Tobio mengerjap, memperhatikan percakapan antara Hajime dan Issei, keduanya berbicara seolah dirinya tidak hadir di sana, atau ia hanyalah seonggok barang tanpa harga diri, dan hal tersebut membangkitkan sesuatu dalam diri Tobio.

“Pegang aja, bro. Kasih unjuk gua gimana cara ngenakin cewek.”

Sentuhan pertama Issei pada bibir vaginanya membuat pahanya berjengit kecil. Kemudian, sentuhan seringan kapas dan sehalus sutra tersebut berubah menjadi lebih panas dan bernafsu. Jari-jari tebal dan panjang milik pria itu memutari klitorisnya, menjentikkan ujung jarinya pada titik sensitif sebesar kacang polong tersebut. Tobio melempar kepalanya ke belakang, desahan terus meluncur keluar dari bibirnya yang memerah karena digigit. “Aaah, Kak—Kak Issei, hnghh.”

“Enak, sayang?”

Pria itu tahu jelas apa jawabannya. Tangan kanan Issei terus memainkan klitorisnya, sementara yang satunya lagi naik menyusuri perut telanjang Tobio, lalu berhenti di gundukan payudaranya. Jemari lihai milik pria itu menjepit salah satu puting Tobio di antara telunjuk dan ibu jarinya, kemudian memelintirnya tanpa ampun, membuat tubuh gadis itu menggelinjang penuh nikmat. “Kak Issei, nggh, enak.” desahnya, nama Issei melayang keluar dari bibirnya dengan fasih. Bukan Mattsun, melainkan Issei. Pria itu terkekeh pelan, sebelum kembali membawa jarinya menuruni vagina Tobio, meninggalkan klitorisnya untuk menyapa lubangnya yang mulai basah akan cairan lubrikasi.

“Wa, lo pernah jilmekin dia, gak?” tanya Issei pada Hajime yang kini merubah posisi duduknya. Pria itu bersandar sepenuhnya di sofa, pahanya terbuka lebar, dan sebuah gundukan menyerupai tenda terbentuk di balik celana denim yang dikenakannya.

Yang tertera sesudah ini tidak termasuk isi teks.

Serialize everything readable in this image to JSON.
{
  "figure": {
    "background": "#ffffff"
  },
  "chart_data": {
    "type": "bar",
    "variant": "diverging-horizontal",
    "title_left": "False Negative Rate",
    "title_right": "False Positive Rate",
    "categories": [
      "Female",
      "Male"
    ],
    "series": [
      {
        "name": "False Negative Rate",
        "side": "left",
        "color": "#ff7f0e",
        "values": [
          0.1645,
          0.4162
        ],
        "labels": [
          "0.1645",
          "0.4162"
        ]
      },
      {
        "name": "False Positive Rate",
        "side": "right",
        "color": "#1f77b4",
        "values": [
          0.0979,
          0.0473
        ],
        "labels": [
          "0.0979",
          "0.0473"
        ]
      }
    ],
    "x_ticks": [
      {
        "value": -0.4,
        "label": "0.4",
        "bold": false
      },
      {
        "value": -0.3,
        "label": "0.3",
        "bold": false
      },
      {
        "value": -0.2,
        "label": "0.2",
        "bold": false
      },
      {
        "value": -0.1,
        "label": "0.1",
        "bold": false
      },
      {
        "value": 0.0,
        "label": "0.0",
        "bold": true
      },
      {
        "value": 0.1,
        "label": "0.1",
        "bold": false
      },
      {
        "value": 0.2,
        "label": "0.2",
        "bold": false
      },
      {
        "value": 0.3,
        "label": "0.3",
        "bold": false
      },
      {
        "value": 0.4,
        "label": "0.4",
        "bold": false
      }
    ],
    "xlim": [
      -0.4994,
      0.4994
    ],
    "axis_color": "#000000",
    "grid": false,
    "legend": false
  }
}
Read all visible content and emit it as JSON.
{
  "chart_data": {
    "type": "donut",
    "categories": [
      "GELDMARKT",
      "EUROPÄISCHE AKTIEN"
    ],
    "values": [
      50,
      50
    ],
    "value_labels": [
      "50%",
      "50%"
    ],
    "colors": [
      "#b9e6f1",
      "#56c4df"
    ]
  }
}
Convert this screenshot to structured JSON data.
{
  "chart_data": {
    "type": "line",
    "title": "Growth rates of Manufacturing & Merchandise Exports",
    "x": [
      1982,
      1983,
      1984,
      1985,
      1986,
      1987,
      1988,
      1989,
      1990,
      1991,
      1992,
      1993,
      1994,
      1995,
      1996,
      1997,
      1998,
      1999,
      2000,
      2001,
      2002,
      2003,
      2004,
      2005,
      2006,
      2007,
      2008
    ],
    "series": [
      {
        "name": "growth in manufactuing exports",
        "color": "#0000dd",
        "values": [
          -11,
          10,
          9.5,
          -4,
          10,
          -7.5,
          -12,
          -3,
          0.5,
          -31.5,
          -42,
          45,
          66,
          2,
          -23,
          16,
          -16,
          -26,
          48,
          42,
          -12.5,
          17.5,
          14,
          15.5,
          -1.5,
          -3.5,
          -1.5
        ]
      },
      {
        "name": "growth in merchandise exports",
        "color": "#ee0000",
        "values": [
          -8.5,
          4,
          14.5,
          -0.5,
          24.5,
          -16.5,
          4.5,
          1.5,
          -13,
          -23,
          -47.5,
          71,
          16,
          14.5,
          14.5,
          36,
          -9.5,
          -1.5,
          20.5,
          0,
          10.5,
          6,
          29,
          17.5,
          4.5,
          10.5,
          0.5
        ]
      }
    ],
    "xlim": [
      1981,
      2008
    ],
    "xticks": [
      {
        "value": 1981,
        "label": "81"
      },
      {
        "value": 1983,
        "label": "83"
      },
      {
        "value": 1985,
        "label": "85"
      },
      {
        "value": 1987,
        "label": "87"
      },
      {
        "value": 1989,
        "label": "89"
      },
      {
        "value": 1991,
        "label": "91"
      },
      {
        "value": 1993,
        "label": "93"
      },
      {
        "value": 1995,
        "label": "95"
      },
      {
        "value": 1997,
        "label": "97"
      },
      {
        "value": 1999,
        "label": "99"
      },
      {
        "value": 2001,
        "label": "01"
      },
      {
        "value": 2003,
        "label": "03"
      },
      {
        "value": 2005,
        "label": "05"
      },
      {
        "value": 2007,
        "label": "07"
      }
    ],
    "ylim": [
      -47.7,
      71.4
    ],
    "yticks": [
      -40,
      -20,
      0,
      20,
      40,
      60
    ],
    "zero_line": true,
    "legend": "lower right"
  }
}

Hajime mengangkat sebelah alisnya, seolah kaget Issei tiba-tiba mengajaknya berbicara. “Sering, suka banget dia. Lo kalau mau ngejilmek, silahkan aja. Enak memeknya, sensitif banget, gampang basah lagi.” Ia berkata disertai seringaian yang terpatri di wajah tampannya. Ucapan vulgar Hajime mengirimkan sensasi menggelitik pada tubuh Tobio, menyebabkan vaginanya makin terasa lembab karena nafsu.

Mendengar jawaban sahabatnya, Issei makin tersenyum lebar. “That’s exactly what I’m gonna do. Watch and learn.”

Lalu, tanpa peringatan, Issei pun mencondongkan tubuhnya ke selangkangan Tobio. Pria itu menundukkan kepalanya hingga kepalanya berhadapan langsung dengan keintiman gadis itu yang basah dan merekah. Issei menjilat bibirnya yang mendadak kering, sementara matanya memperhatikan kemaluan Tobio yang berwarna merah muda dengan cokelat di beberapa sisinya. Lidahnya pun terjulur keluar, permukaannya yang basah dan hangat menyapa klitoris Tobio yang mencuat dan amat sensitif. “A—AAH! NGHH!”

Aliran listrik seolah merambat di tubuh Tobio, membuat kakinya sontak mengejang dan pinggulnya naik untuk menghindar. Namun, Issei dengan lihai dan cekatan menahan perut Tobio dengan lengannya yang kekar, mengunci tubuh gadis itu di atas ranjang. Issei terus memainkan lindahnya di gumpalan saraf sensitif milik Tobio, sementara jarinya menyusup masuk membelai permukaan luar lubangnya yang berkedut. Pria itu sekolah tengah bercumbu dengan vaginanya, lidahnya menjilati tiap jengkal labianya, menggores pelan klitorisnya menggunakan gigi, kemudian membawanya dalam sebuah hisapan nikmat yang membuat kepala Tobio seketika pening.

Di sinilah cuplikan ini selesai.